Most opening books claim to maintain the advantage for White and equalize for Black. This is slightly different than winning and drawing.
Most of the incentive to write this way is the psychology of selling. Nobody wants to buy a book on how to draw against a lower rated player. You higher rating should make this act trivial. Winning is your objective, so that is a key word they try to put into titles.
Since White starts with the initiative, White can choose a line which end in a lot of draws. These line normally have "exchange" in them: QGD Exchange variation, Slav Exchange Variation, and French Exchange Variation.
"The turning point in my career came with the realization that Black should play to win instead of just steering for equality." Bobby Fischer. This lesson should have encouraged editors to have put winning in both repertoire book titles.

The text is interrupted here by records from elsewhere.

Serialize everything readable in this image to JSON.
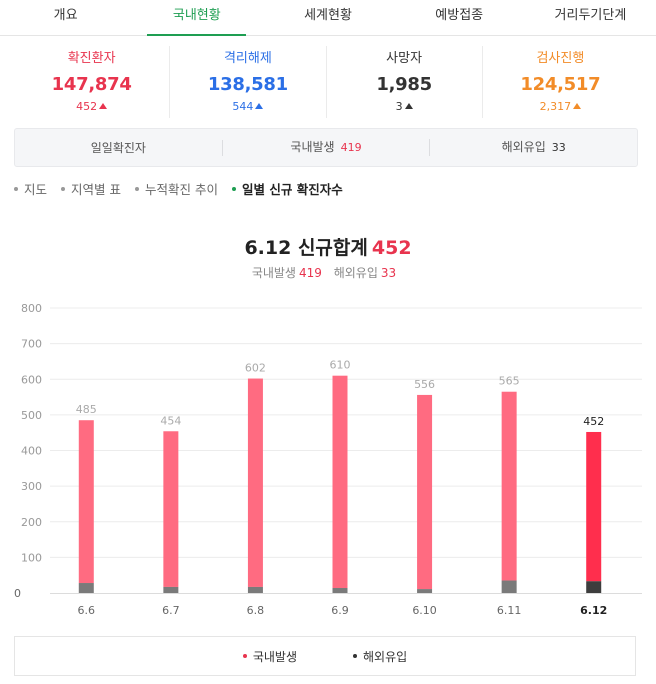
{
  "tabs": [
    {
      "label": "개요",
      "active": false
    },
    {
      "label": "국내현황",
      "active": true
    },
    {
      "label": "세계현황",
      "active": false
    },
    {
      "label": "예방접종",
      "active": false
    },
    {
      "label": "거리두기단계",
      "active": false
    }
  ],
  "stats": {
    "confirmed": {
      "label": "확진환자",
      "value": "147,874",
      "delta": "452",
      "color": "#e8344e"
    },
    "released": {
      "label": "격리해제",
      "value": "138,581",
      "delta": "544",
      "color": "#2b6fe6"
    },
    "deaths": {
      "label": "사망자",
      "value": "1,985",
      "delta": "3",
      "color": "#333333"
    },
    "testing": {
      "label": "검사진행",
      "value": "124,517",
      "delta": "2,317",
      "color": "#f28c28"
    }
  },
  "daily": {
    "label": "일일확진자",
    "domestic_label": "국내발생",
    "domestic_value": "419",
    "overseas_label": "해외유입",
    "overseas_value": "33"
  },
  "subnav": [
    {
      "label": "지도",
      "active": false
    },
    {
      "label": "지역별 표",
      "active": false
    },
    {
      "label": "누적확진 추이",
      "active": false
    },
    {
      "label": "일별 신규 확진자수",
      "active": true
    }
  ],
  "chart_header": {
    "title": "6.12 신규합계",
    "total": "452",
    "domestic_label": "국내발생",
    "domestic_value": "419",
    "overseas_label": "해외유입",
    "overseas_value": "33"
  },
  "legend": {
    "domestic": "국내발생",
    "overseas": "해외유입"
  },
  "colors": {
    "accent": "#1e9e52",
    "domestic": "#ff6b81",
    "domestic_highlight": "#ff2e4d",
    "overseas": "#7a7a7a",
    "overseas_highlight": "#3d3d3d"
  },
  "chart_data": {
    "type": "bar",
    "stacked": true,
    "categories": [
      "6.6",
      "6.7",
      "6.8",
      "6.9",
      "6.10",
      "6.11",
      "6.12"
    ],
    "totals": [
      485,
      454,
      602,
      610,
      556,
      565,
      452
    ],
    "series": [
      {
        "name": "국내발생",
        "values": [
          457,
          437,
          585,
          596,
          545,
          530,
          419
        ]
      },
      {
        "name": "해외유입",
        "values": [
          28,
          17,
          17,
          14,
          11,
          35,
          33
        ]
      }
    ],
    "y_ticks": [
      0,
      100,
      200,
      300,
      400,
      500,
      600,
      700,
      800
    ],
    "ylim": [
      0,
      800
    ],
    "highlight_index": 6,
    "grid": true
  }
}
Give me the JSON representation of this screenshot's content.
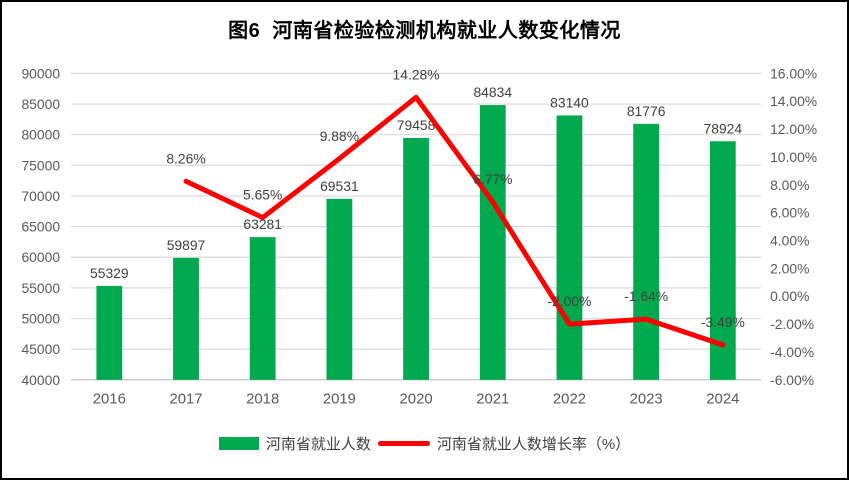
{
  "title": "图6  河南省检验检测机构就业人数变化情况",
  "chart_data": {
    "type": "bar+line combo",
    "title": "图6  河南省检验检测机构就业人数变化情况",
    "categories": [
      "2016",
      "2017",
      "2018",
      "2019",
      "2020",
      "2021",
      "2022",
      "2023",
      "2024"
    ],
    "series": [
      {
        "name": "河南省就业人数",
        "type": "bar",
        "axis": "left",
        "color": "#00A84E",
        "values": [
          55329,
          59897,
          63281,
          69531,
          79458,
          84834,
          83140,
          81776,
          78924
        ]
      },
      {
        "name": "河南省就业人数增长率（%）",
        "type": "line",
        "axis": "right",
        "color": "#FE0000",
        "values": [
          null,
          8.26,
          5.65,
          9.88,
          14.28,
          6.77,
          -2.0,
          -1.64,
          -3.49
        ],
        "point_labels": [
          null,
          "8.26%",
          "5.65%",
          "9.88%",
          "14.28%",
          "6.77%",
          "-2.00%",
          "-1.64%",
          "-3.49%"
        ]
      }
    ],
    "left_axis": {
      "min": 40000,
      "max": 90000,
      "step": 5000,
      "tick_labels": [
        "90000",
        "85000",
        "80000",
        "75000",
        "70000",
        "65000",
        "60000",
        "55000",
        "50000",
        "45000",
        "40000"
      ]
    },
    "right_axis": {
      "min": -6,
      "max": 16,
      "step": 2,
      "tick_labels": [
        "16.00%",
        "14.00%",
        "12.00%",
        "10.00%",
        "8.00%",
        "6.00%",
        "4.00%",
        "2.00%",
        "0.00%",
        "-2.00%",
        "-4.00%",
        "-6.00%"
      ]
    },
    "grid": true,
    "legend_position": "bottom",
    "gridline_color": "#D9D9D9",
    "baseline_color": "#BFBFBF"
  }
}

There is some risk aversion psychology that could be used in selling books. The Safest Sicilian by Delchev and Semkov is aimed at players who don't want to get into the hair-raising tactics of a normal Sicilian. The Closed Sicilian has the same objective from White's point-of-view. Petrosian and Giri have mastered this safety first approach. (Capablanca may belong in this group.)
The general consensus is that below a rating of 2000, you should not study openings more than to reach a playable middlegame without falling into an opening trap. My personal feeling is that these opening books forget to include the line which puts up the most resistance. It would be better to get someone who knows the line to explain them to you or to play against a computer just to find all of the inferior moves.